Each time he sits down to play I reach into my pocket and feel the two silver coins my sons had placed there. The two coins are heavier than all the steel in the Rockefeller age. Two coins that could unravel the mysteries of everything. Two coins that could see me on my way. Two coins that would kill me all over to spend.

As I reach into my pocket, I can feel Evelyn’s eyes upon me. She knows I have them though I have never told her. She knows everything I have every done and will ever do.

She is my wife, and that is her job. She is superb at it.

Duncan reminds me that it is my move. Without a thought, I pull the coins from my pocket and place them on the board. Duncan looks at me in wonder. His face is puzzled by my action, but more so by his understanding of it. He reaches out and picks up the coins and holds them carefully in his hand. He smiles at me. I return his with one of my own.

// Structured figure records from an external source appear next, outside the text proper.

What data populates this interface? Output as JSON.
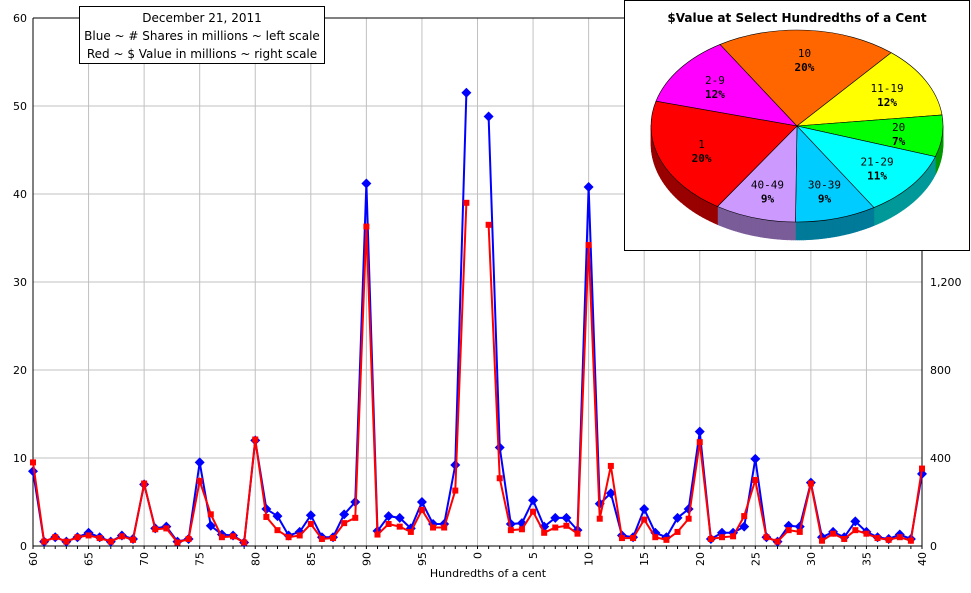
{
  "chart_data": [
    {
      "type": "line",
      "title": "December 21, 2011",
      "annotation_lines": [
        "December 21, 2011",
        "Blue ~ # Shares in millions ~ left scale",
        "Red ~ $ Value in millions ~ right scale"
      ],
      "xlabel": "Hundredths of a cent",
      "ylabel": "",
      "x_tick_labels": [
        "60",
        "65",
        "70",
        "75",
        "80",
        "85",
        "90",
        "95",
        "0",
        "5",
        "10",
        "15",
        "20",
        "25",
        "30",
        "35",
        "40"
      ],
      "ylim_left": [
        0,
        60
      ],
      "yticks_left": [
        "0",
        "10",
        "20",
        "30",
        "40",
        "50",
        "60"
      ],
      "ylim_right": [
        0,
        2400
      ],
      "yticks_right": [
        "0",
        "400",
        "800",
        "1,200"
      ],
      "grid": true,
      "series": [
        {
          "name": "# Shares in millions",
          "color": "#0000ff",
          "marker": "diamond",
          "axis": "left",
          "values": [
            8.5,
            0.5,
            1.0,
            0.5,
            1.0,
            1.5,
            1.0,
            0.5,
            1.2,
            0.8,
            7.0,
            2.0,
            2.2,
            0.5,
            0.8,
            9.5,
            2.3,
            1.3,
            1.2,
            0.4,
            12.0,
            4.2,
            3.4,
            1.2,
            1.6,
            3.5,
            1.0,
            1.0,
            3.6,
            5.0,
            41.2,
            1.7,
            3.4,
            3.2,
            2.0,
            5.0,
            2.5,
            2.5,
            9.2,
            51.5,
            null,
            48.8,
            11.2,
            2.5,
            2.6,
            5.2,
            2.2,
            3.2,
            3.2,
            1.8,
            40.8,
            4.8,
            6.0,
            1.2,
            1.0,
            4.2,
            1.5,
            1.0,
            3.2,
            4.2,
            13.0,
            0.8,
            1.5,
            1.5,
            2.2,
            9.9,
            1.0,
            0.5,
            2.3,
            2.2,
            7.2,
            1.0,
            1.6,
            1.0,
            2.8,
            1.6,
            1.0,
            0.8,
            1.3,
            0.8,
            8.2
          ]
        },
        {
          "name": "$ Value in millions",
          "color": "#ff0000",
          "marker": "square",
          "axis": "right",
          "values": [
            380,
            20,
            40,
            20,
            40,
            48,
            36,
            20,
            44,
            28,
            284,
            76,
            80,
            16,
            32,
            296,
            144,
            40,
            44,
            16,
            484,
            132,
            72,
            40,
            48,
            100,
            32,
            36,
            104,
            128,
            1452,
            52,
            100,
            88,
            64,
            164,
            84,
            84,
            252,
            1560,
            null,
            1460,
            308,
            72,
            76,
            156,
            60,
            84,
            92,
            56,
            1368,
            124,
            364,
            36,
            36,
            120,
            40,
            28,
            64,
            124,
            472,
            32,
            40,
            44,
            136,
            300,
            40,
            20,
            72,
            64,
            284,
            24,
            56,
            32,
            72,
            56,
            36,
            28,
            40,
            24,
            352
          ]
        }
      ]
    },
    {
      "type": "pie",
      "title": "$Value at Select Hundredths of a Cent",
      "slices": [
        {
          "label": "2-9",
          "pct": "12%",
          "value": 12,
          "color": "#ff00ff"
        },
        {
          "label": "10",
          "pct": "20%",
          "value": 20,
          "color": "#ff6600"
        },
        {
          "label": "11-19",
          "pct": "12%",
          "value": 12,
          "color": "#ffff00"
        },
        {
          "label": "20",
          "pct": "7%",
          "value": 7,
          "color": "#00ff00"
        },
        {
          "label": "21-29",
          "pct": "11%",
          "value": 11,
          "color": "#00ffff"
        },
        {
          "label": "30-39",
          "pct": "9%",
          "value": 9,
          "color": "#00ccff"
        },
        {
          "label": "40-49",
          "pct": "9%",
          "value": 9,
          "color": "#cc99ff"
        },
        {
          "label": "1",
          "pct": "20%",
          "value": 20,
          "color": "#ff0000"
        }
      ]
    }
  ]
}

“Your tour of duty is over my boy, time to go home,” I say with a salute.

Duncan rises and returns my salute. Tears are at the corners of his eyes. I reach out and wipe them away as if there were those of my own children.

Evelyn rushes over raining kisses on him as her final good-byes. I give him a firm handshake, which becomes a hug. We both watch him skip down the rows to the processing office. 

I feel better than I have in a long time. I fell like it all makes sense. 

This is what came next. This is what was always to come next.